More important than records and accolades, however, is the established relationship the coaches had prior to their arrival in North Carolina in early June.
“You only have a short period of time, you’re going to be traveling a lot, you want to know the guys that you’re with,” Buckley said. “If we’re having four different coaches from four different areas, it doesn’t mean we won’t win or do well, it just means by the time this things over, we start to get to know each other. Well, that’s already occurred with our history of playing each other.”
Buckley now finds himself in the same dugout as Vanderhook, a coach who just 10 days before the beginning of the CNT season, he was trying to beat in the Long Beach Super Regional. Buckley and Vanderhook—as well as Larry Lee—all call the Big West Conference home, and spend each spring attempting to outdo each other. Now with the CNT, the coaches are tasked with working together, and developing a winning strategy.
“The bottom line is you’ve got to separate it, and when you’re competing, hey they want to beat us and we want to beat them. But as far as the competition is over, they’re just a lot of respect—and we’re friends,” Buckley said. “We respect how we do things, how we run our programs, the history of our programs. So none of that ever bleeds into the lack of camaraderie.”

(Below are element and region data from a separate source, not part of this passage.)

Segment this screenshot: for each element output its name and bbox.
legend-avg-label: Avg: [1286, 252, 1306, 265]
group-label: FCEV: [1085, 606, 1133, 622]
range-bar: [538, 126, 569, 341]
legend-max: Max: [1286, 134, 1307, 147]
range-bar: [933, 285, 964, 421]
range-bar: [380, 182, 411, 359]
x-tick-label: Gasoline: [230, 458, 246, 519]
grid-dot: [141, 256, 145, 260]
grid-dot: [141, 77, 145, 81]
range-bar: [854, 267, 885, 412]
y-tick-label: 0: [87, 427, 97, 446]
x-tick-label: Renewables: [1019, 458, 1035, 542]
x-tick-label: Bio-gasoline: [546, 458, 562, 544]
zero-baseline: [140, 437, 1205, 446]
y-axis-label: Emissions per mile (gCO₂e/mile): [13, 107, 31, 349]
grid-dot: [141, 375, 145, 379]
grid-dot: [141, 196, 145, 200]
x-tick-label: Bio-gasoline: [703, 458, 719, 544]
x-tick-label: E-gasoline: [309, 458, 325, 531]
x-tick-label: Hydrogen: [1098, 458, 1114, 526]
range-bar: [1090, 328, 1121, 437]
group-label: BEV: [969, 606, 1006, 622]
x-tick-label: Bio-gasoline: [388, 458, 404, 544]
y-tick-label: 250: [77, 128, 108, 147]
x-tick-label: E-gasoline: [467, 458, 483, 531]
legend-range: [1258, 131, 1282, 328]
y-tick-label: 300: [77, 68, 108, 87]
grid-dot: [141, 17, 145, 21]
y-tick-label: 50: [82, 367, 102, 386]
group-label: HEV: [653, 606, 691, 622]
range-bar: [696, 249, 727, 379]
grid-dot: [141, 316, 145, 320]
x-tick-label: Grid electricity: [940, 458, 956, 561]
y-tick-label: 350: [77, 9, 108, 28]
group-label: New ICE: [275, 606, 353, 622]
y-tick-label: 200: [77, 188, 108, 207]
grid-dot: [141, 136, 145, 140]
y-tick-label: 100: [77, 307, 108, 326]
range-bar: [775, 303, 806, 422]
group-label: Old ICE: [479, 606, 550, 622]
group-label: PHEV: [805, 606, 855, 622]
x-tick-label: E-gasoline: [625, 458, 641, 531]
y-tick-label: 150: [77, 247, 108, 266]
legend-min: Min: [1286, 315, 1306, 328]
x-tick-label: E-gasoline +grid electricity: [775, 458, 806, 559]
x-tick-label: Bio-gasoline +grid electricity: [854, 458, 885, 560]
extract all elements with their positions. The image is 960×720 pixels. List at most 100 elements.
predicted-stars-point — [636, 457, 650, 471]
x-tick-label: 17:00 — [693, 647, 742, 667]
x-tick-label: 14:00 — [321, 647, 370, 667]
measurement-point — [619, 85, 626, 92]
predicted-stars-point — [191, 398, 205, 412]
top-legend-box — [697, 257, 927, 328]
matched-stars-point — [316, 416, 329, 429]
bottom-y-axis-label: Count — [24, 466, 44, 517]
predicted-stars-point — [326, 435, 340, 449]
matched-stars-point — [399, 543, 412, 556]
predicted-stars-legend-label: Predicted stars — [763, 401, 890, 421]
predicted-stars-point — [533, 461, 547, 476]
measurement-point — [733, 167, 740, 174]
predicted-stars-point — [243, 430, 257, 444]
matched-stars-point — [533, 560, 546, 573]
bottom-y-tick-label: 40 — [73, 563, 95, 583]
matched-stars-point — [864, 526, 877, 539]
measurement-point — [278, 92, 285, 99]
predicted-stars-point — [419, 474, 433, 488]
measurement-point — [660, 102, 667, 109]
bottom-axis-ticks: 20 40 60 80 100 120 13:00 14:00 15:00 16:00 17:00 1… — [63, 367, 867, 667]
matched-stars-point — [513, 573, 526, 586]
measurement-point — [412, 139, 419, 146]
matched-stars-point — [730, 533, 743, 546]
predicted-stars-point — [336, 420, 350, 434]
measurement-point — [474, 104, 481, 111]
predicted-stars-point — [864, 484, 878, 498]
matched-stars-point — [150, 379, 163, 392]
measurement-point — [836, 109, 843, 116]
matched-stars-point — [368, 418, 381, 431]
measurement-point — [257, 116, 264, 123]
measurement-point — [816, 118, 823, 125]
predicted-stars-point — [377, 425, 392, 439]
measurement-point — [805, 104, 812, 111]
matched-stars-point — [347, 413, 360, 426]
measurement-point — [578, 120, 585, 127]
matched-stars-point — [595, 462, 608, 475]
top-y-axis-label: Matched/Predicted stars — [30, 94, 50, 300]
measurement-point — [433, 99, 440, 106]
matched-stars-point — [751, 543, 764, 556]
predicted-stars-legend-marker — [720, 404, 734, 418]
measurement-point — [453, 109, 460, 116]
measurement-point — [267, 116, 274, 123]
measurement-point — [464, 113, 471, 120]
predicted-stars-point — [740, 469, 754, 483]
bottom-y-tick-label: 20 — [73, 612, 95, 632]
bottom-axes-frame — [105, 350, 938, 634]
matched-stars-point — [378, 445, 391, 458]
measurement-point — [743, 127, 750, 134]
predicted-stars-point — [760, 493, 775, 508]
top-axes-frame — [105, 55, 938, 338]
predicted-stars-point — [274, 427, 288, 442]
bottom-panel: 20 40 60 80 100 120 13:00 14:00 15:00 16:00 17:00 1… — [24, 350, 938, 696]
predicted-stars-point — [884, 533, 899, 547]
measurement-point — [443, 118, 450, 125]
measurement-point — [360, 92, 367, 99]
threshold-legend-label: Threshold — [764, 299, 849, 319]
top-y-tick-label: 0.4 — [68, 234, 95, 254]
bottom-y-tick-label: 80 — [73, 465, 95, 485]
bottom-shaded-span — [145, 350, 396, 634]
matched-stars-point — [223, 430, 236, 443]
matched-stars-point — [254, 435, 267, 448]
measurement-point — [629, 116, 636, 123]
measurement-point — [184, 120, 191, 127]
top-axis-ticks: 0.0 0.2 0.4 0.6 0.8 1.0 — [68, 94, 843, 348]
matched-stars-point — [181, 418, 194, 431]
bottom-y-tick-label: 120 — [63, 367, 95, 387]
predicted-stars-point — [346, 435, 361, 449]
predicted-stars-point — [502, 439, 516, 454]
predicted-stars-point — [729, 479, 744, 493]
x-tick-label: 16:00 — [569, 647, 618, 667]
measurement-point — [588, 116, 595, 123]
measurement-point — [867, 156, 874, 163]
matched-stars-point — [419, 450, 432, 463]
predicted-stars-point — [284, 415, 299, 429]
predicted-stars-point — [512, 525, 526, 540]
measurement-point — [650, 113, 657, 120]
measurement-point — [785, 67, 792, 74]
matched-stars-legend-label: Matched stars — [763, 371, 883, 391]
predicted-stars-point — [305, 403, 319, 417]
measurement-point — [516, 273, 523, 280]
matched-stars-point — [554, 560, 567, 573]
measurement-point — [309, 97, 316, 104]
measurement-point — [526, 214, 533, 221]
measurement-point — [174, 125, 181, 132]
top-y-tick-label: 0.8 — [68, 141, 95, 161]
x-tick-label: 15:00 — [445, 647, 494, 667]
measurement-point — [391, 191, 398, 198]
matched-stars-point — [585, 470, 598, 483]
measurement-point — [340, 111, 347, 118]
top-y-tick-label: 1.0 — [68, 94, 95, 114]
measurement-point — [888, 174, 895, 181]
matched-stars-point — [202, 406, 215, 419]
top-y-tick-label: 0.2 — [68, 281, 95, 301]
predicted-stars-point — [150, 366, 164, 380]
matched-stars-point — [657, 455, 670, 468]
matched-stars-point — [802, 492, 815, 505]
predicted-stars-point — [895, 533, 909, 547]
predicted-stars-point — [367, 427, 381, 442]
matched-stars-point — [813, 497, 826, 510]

With the Collegiate National Team, each coach finds himself back in their niche coaching role; Buckley as a pitching coach, Vanderhook as a third base coach and Lee as a first base coach. Each has found some sort of pleasure in spending a few weeks as an assistant again, as opposed to being the man running the show.
“I haven’t coached third in 10 years. It’s kind of getting fun again,” Vanderhook said. “But it’s a lot of standing. Your feet get sore. Larry and I are ready to go home and rest our feet by the time we get back. It’s been fun, you’ve only got to focus on one thing.”
Buckley has relished his opportunity to be a true pitching coach again, especially given the fact that he has some of the nation’s best arms at his disposal.
“It starts with trust, it starts with figuring out what they do well, it starts with if they want some information to make some adjustments, then I’m happy to give it,” Buckley said. “Competing and being present every single time we’re out there. It’s awesome being an assistant coach again, because I actually get to coach. I’m a real pitching coach right now, and I am having a blast with it. I hope it’s been good for them as well.”
Buckley has been able to pick up on some pitching tricks from Savage, some defensive positioning strategies from Vanderhook, and he’s been able to tap into the vast resource of knowledge that Snow offers. Vanderhook added that by the end of the summer, he’ll sit down and take what he’s learned from other coaches with the CNT and use it to help re-tool his own team back at Fullerton.
Lee claims to have the best seat on the bus rides to and from games: behind Savage, diagonal from Buckley with Vanderhook across from him.
“I listen to a lot of the conversations that Coach Savage and Buckley have about pitching. They’re two of the best, and as a coach you’re always trying to get better,” Lee said. “The game is so vast, and there’s a game within the game. Just trying to get a nugget here and there.”
Buckley added, “We’re learning a ton. There’s some stuff we’re going to steal in a good way, to be able to re-program our team and make our program better.”
They’ll have the chance to see what their now-colleagues, soon-to-be rivals again have added to their coaching philosophies come next spring, when they all return back to their respective dugouts in the southwest.
“It’s a small fraternity,” Vanderhook said. “We’re just from one little pocket.”